Calculating Lifetime Customer Value (LCV), Part 2 of 2: The data

Part One

The first post in this series discussed Lifetime Customer Value from a conceptual standpoint. This post is more practical: I’ll outline an approach for collecting and aggregating the data needed to calculate LCV.

Collecting the data you’ll need to track LCV as a dashboard-level metric is fairly simple, but some transformations and architectural considerations are required before that data will be useful in analysis. Customer spend isn’t destiny; no one downloads your app or signs up for your service with a mandate to spend money. User characteristics have an impact on LCV and must be accounted for: acquisition channel, gender, age, location, use habits etc. are all dimensions over which LCV should be calculatable. Remember: LCV drives the marketing budget, not the other way around. Your universal LCV might be 3€, but that doesn’t necessarily justify a 3€ CPA on every network.

At the very least, I would recommend architecting your user data structure in a way that allows LCV to be aggregated around the following:

  • Acquisition channel hierarchy (eg Paid Advertising -> Google Adwords -> Some Campaign Name)
  • Geography hierarchy (Continent -> Country Code -> City)
  • Personal characteristics (gender, age, and whatever else is available from the platform you’re working on)

These three dimensions will give you a lot of flexibility in segmenting LCV values, and they’re all actionable — that is, you can launch targeted marketing campaigns to groups defined by these characteristics.

The two key components of LCV are obviously lifetime and value. As was discussed in the first post, lifetime (or, as I term it, “duration”) is calculated from retention rates. I track retention by storing a record for each user on each day they engage with the app. Each record contains columns for retention benchmarks; I use D1 – D7, D14, D30, and D365 (I also keep a boolean column to designate if this is the user’s first day). Each day, a process updates all relevant records for every user and sets the retention benchmark values to true if that day is DX. For example, if a user logs in seven days after registering, I set the D7 column in his first record to 1.
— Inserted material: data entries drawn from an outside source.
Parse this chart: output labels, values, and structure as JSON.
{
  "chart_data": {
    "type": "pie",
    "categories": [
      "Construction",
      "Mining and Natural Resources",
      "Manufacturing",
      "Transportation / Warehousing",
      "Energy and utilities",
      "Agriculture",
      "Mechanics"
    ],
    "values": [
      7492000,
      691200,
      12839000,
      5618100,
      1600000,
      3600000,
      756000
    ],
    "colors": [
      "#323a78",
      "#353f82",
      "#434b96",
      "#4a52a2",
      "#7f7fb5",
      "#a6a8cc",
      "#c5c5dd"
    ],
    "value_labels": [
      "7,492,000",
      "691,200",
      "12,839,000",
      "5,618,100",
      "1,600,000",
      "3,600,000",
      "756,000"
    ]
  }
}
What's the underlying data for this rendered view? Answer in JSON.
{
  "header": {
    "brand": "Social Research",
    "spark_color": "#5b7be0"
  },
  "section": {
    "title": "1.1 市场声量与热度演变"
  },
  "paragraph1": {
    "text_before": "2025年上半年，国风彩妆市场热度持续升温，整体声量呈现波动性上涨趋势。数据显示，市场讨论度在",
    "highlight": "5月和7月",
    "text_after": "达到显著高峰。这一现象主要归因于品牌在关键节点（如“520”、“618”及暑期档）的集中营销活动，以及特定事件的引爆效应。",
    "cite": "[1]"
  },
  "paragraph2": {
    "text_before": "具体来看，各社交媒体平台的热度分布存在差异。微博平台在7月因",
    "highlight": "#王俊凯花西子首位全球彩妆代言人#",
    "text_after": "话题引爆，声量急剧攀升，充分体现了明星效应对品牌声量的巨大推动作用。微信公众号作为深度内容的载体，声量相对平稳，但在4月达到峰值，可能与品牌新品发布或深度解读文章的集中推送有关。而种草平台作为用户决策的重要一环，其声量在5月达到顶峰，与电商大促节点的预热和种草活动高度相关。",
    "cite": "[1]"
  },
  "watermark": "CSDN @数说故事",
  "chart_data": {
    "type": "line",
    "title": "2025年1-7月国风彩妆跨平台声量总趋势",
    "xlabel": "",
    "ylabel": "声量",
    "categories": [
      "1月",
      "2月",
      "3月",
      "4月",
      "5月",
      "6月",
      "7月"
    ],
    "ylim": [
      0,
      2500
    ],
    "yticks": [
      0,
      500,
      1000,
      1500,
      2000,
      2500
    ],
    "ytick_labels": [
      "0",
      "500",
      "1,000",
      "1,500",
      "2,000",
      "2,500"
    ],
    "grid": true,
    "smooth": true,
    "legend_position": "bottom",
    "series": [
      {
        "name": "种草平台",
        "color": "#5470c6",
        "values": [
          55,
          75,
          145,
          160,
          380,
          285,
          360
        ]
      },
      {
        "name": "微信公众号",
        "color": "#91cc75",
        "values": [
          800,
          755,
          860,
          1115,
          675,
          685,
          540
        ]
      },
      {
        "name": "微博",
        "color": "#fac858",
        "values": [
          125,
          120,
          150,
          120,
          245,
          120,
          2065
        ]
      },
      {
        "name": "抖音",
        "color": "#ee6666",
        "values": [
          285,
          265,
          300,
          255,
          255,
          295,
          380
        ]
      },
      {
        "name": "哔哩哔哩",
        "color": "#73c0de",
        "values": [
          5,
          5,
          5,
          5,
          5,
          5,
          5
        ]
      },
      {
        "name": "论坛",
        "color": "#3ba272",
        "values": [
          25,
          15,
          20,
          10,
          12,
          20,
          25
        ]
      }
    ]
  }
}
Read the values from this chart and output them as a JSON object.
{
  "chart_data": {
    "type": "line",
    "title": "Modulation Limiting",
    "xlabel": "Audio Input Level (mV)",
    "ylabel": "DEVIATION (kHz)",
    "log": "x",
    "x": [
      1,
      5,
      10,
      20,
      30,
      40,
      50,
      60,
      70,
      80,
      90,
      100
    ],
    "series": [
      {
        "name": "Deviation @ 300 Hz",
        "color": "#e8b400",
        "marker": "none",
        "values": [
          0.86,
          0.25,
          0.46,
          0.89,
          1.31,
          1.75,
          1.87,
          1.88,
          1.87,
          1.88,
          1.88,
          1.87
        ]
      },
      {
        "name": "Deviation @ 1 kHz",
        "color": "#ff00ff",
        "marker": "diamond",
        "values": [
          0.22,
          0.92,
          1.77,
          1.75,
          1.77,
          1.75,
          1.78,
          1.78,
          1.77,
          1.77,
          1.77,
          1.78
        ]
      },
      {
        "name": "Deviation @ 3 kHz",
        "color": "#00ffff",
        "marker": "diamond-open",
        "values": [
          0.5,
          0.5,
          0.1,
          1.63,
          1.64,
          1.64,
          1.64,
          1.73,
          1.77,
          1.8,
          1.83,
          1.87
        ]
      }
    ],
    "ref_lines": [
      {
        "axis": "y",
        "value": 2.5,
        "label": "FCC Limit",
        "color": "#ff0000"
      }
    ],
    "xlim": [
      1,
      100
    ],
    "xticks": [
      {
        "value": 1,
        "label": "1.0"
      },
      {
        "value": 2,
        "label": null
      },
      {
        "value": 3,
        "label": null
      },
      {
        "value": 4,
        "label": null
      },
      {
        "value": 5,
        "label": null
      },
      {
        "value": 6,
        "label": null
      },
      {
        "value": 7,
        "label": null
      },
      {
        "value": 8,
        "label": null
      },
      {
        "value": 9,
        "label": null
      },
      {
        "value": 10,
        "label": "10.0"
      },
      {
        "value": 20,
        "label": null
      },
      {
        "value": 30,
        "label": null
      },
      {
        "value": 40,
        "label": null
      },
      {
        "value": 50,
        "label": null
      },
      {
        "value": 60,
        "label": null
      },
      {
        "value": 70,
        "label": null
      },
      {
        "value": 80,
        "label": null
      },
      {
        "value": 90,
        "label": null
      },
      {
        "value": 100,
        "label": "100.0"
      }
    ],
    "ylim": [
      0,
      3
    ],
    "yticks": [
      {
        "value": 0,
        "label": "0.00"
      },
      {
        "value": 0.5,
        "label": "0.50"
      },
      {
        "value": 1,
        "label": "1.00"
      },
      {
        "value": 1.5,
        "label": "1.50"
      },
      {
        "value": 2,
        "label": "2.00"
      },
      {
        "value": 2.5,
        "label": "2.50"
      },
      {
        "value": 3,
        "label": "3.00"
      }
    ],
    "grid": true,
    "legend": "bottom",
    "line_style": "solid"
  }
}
This approach creates extraneous data, but I like it for a two reasons. The first is that calculating retention rates with these aggregates is incredibly simple and versatile: it merely requires a sum of the retention columns (for percentages, this sum is divided by the count of records for the day being examined). The second is that it tracks not only new user retention, but retention relative to any date: retention rates can be tracked after the launch of a new feature, a major content push, etc.

The second component of the LCV metric is value, or revenue. This is simpler: I track the revenue earned per user in their daily records. I explained in part one that I usually take a trailing daily ARPU value over some period of time. The time period you choose will invariably be influenced by externalities, and you’ll need to transform your data to account for these (and week-to-week cyclicality). This is a good primer on transforming time series data; the first answer to this question provides a good guideline for when (and how) to perform a log transformation on time series data. The bottom line: test your data for heteroscedasticity and expect to have to transform it.

Once you have duration and daily ARPU, you can calculate expected Lifetime Customer Value. And if you have oriented your data around the hierarchies mentioned above, you can calculate LCV with a granularity that should help you optimize your marketing spend.